Explain Model Context Protocol (MCP) in simple terms. What problem does it solve, how does the host-client-server architecture work, and what are the three capability types (tools, resources, prompts)? Give me a practical example of how MCP connects Claude Desktop to a PostgreSQL database.
I am new to MCP. Explain what Model Context Protocol is, how it works (hosts, clients, servers, transports), and list five popular MCP servers I should try first. Show me the config I would need to add one to my current editor.
Frequently asked questions
Is MCP only for Claude and Anthropic products?
No. MCP was created by Anthropic but donated to the Linux Foundation in December 2025. It is an open standard supported by Claude Desktop, Cursor, VS Code, Windsurf, OpenAI Agents SDK, Cline, Zed, and many other tools. Any AI host can implement the MCP client specification.
Do I need to know how to code to use MCP?
To use existing MCP servers, you only need to edit a JSON configuration file — no coding required. Building your own MCP server does require TypeScript or Python knowledge, but connecting pre-built servers is a copy-paste configuration task.
Is MCP free to use?
Yes. MCP is an open-source protocol. The TypeScript and Python SDKs are free and open source. Most official MCP servers are free. The AI hosts themselves (Claude Desktop, Cursor) have their own pricing, but MCP adds no additional cost.
How is MCP different from OpenAI function calling?
Function calling is a model-level feature where you define functions in API requests. MCP is a transport protocol that sits between AI hosts and external services. MCP servers can be called by models that use function calling, but MCP works across different models and hosts. One MCP server works in Claude, Cursor, and VS Code without changes.
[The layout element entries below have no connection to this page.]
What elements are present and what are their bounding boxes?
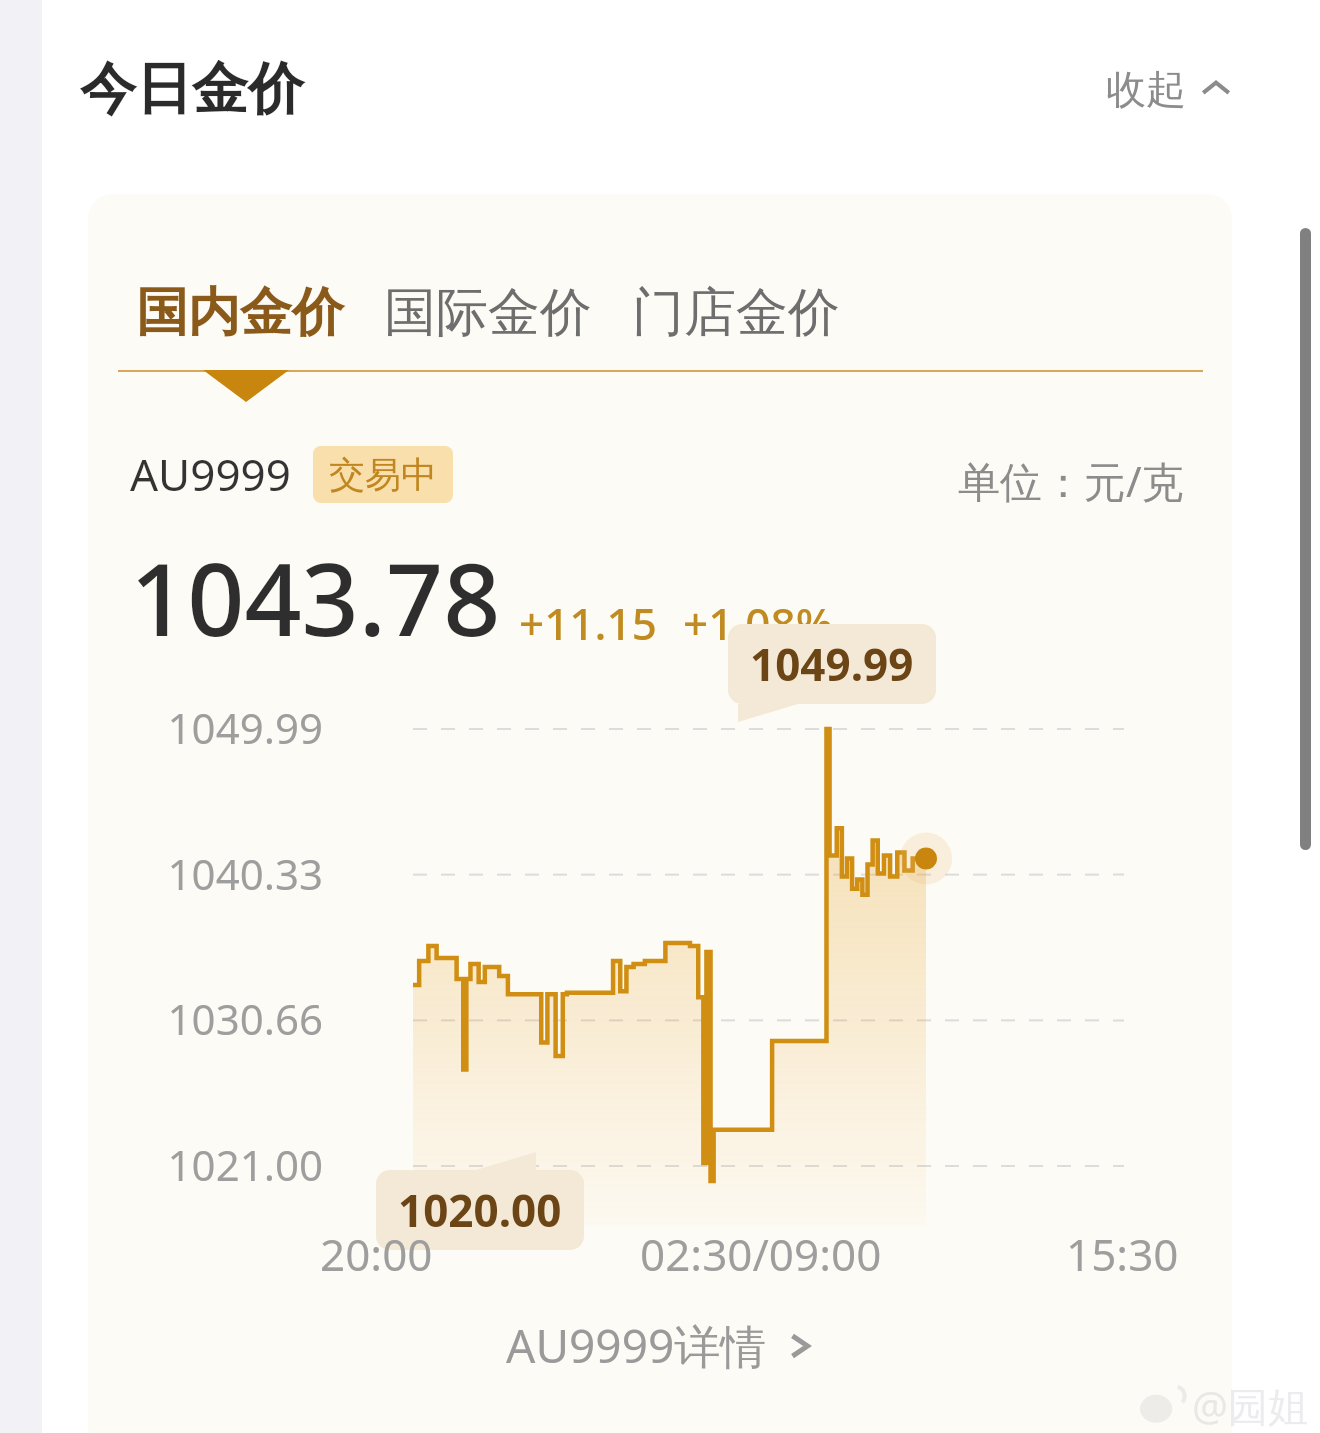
button[interactable]: 收起 — [1098, 58, 1240, 120]
staticText: 1049.99 — [750, 634, 914, 694]
staticText: 1043.78 — [130, 529, 501, 665]
button[interactable]: 门店金价 — [626, 274, 846, 352]
staticText: 1030.66 — [167, 990, 323, 1047]
staticText: 1049.99 — [167, 699, 323, 756]
staticText: 收起 — [1106, 64, 1186, 114]
button[interactable]: 交易中 — [313, 446, 453, 503]
staticText: 国内金价 — [136, 280, 344, 346]
staticText: 15:30 — [1066, 1224, 1179, 1284]
staticText: 国际金价 — [384, 280, 592, 346]
staticText: 今日金价 — [80, 54, 304, 125]
button[interactable]: 国内金价 — [130, 274, 350, 352]
button[interactable]: AU9999详情 — [88, 1314, 1232, 1377]
staticText: 20:00 — [320, 1224, 433, 1284]
staticText: 1040.33 — [167, 845, 323, 902]
other: Weibo watermark — [1140, 1378, 1308, 1433]
staticText: +1.08% — [683, 593, 834, 653]
button[interactable]: 国际金价 — [378, 274, 598, 352]
staticText: 02:30/09:00 — [640, 1224, 882, 1284]
staticText: 1021.00 — [167, 1136, 323, 1193]
staticText: 1020.00 — [398, 1180, 562, 1240]
staticText: 单位：元/克 — [958, 452, 1184, 509]
staticText: 门店金价 — [632, 280, 840, 346]
staticText: 交易中 — [329, 452, 437, 497]
staticText: @园姐 — [1192, 1378, 1308, 1433]
staticText: AU9999详情 — [506, 1314, 767, 1377]
staticText: +11.15 — [519, 593, 657, 653]
staticText: AU9999 — [130, 444, 291, 504]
Can RapidDev help set up MCP for my team?
Yes. RapidDev helps teams architect and build custom MCP server integrations that connect internal tools, databases, and APIs to AI workflows. This is especially valuable for organizations with complex internal systems that need custom servers beyond what the community provides.
How many MCP servers can I run at once?
Most hosts support multiple concurrent MCP servers. Claude Desktop and Cursor have no hard-coded limit. Windsurf has a 100-tool limit across all connected servers. In practice, running 5-10 servers simultaneously is common and works well.
Does MCP send my data to the cloud?
Not inherently. Stdio-based MCP servers run entirely on your local machine. Data flows between the AI host and the local server process without leaving your computer. Remote MCP servers using Streamable HTTP do communicate over the network, but you control where those servers are deployed.
What programming languages can I use to build MCP servers?
The official SDKs support TypeScript/JavaScript and Python. Community SDKs exist for Rust, Go, C#, Java, Ruby, and other languages. TypeScript and Python have the most mature tooling and documentation.